With poverty comes other problems.
Figures obtained by the BBC under the Freedom of Information Act show that in the past four years there have been:
1,428 incidences of mites such as bed bugs and fleas,
1,864 incidences of cockroaches. Although the figures have dropped slightly.
Rachel Moon, of Govanhill Law Centre, said: "Govanhill has the highest concentration of cockroaches in Scotland. Quite often they just travel up and down the flats and it is really difficult to eradicate them. It is made so much worse by fly-tipping by private landlords.
"Rather than buying new mattresses they just take them from the street and it goes round in a circle. We have had clients with pock marks all over their arms and their children have pock marks all over their arms and they are sitting scratching because of all the lice and bed bugs.
"Often people don't want to have anything to do with public authority. They don't want to give evidence or take a case. They just want somewhere to live. Many clients are getting paid less than the minimum wage but they say they are happy to have a job."

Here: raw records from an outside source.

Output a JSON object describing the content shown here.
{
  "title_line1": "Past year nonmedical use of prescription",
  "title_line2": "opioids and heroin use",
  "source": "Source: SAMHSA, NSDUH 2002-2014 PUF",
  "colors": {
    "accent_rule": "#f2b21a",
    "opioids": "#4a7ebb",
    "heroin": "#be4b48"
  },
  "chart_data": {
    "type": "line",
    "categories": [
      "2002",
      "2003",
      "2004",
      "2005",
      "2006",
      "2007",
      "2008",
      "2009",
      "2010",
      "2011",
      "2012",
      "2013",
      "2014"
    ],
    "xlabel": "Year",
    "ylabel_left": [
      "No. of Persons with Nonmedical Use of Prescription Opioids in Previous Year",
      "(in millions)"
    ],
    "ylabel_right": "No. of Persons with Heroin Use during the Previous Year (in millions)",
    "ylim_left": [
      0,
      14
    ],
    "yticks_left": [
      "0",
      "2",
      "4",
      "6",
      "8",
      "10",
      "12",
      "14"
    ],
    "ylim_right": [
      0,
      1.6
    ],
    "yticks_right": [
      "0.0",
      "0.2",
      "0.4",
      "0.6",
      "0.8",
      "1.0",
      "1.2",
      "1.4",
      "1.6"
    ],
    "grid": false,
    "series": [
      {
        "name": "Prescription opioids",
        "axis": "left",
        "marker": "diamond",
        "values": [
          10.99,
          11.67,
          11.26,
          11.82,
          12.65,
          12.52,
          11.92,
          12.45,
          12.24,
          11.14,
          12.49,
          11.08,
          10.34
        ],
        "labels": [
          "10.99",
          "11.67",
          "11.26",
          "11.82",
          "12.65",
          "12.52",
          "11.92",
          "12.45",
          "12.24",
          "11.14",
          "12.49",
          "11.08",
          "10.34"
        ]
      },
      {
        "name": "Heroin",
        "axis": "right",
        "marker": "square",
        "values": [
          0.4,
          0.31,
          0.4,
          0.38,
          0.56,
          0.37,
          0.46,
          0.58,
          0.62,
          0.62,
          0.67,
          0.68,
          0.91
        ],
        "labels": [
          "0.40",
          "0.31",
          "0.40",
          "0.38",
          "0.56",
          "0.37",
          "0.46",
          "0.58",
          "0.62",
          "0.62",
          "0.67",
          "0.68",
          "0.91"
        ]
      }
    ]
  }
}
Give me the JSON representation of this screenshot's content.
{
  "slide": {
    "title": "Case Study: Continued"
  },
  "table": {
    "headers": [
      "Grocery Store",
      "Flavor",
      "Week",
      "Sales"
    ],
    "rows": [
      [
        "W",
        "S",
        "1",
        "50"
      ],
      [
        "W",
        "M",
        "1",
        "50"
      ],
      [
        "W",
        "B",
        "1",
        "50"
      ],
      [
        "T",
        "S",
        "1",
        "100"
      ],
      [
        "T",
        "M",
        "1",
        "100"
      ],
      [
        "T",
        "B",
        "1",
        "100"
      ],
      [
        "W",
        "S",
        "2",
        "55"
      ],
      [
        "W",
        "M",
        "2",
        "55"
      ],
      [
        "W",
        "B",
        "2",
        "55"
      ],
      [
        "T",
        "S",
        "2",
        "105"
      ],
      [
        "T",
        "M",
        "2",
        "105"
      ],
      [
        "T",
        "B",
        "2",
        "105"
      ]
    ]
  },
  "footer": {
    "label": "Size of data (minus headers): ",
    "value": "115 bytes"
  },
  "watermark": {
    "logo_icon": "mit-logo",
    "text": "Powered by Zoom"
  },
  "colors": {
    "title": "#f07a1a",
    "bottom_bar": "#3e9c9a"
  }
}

But the area is also cause for hope.
'Amazingly vibrant place'
Beatbox musician Bigg Taj works with young people in the area.
He said: "I know people who have criticised Govanhill and I think it's people who have just heard the stories.
"They've actually come into the area, or they're kind of scared when they see a group of kids standing at the corner. Because I've worked here, walking down the street is fine, no one really gives you hassle.
"The group of young people I work with, they just want to work, they want to make music, they want to expressive themselves.
"Some of them want to be famous, they want to perform, that's what I've seen. They want to make something of themselves, they're not here to leach, they're not here to rob, they're not here to harm anyone, they just want to have a good life."
And Jim insists that despite its problems, Govanhill remains an "amazingly vibrant place".
He said: "All the bad things people will say are the bad things that have positive effects as well. Being so busy, there's always things going on. The low rents also bring in artists and students so there's lots of things happening in Govanhill."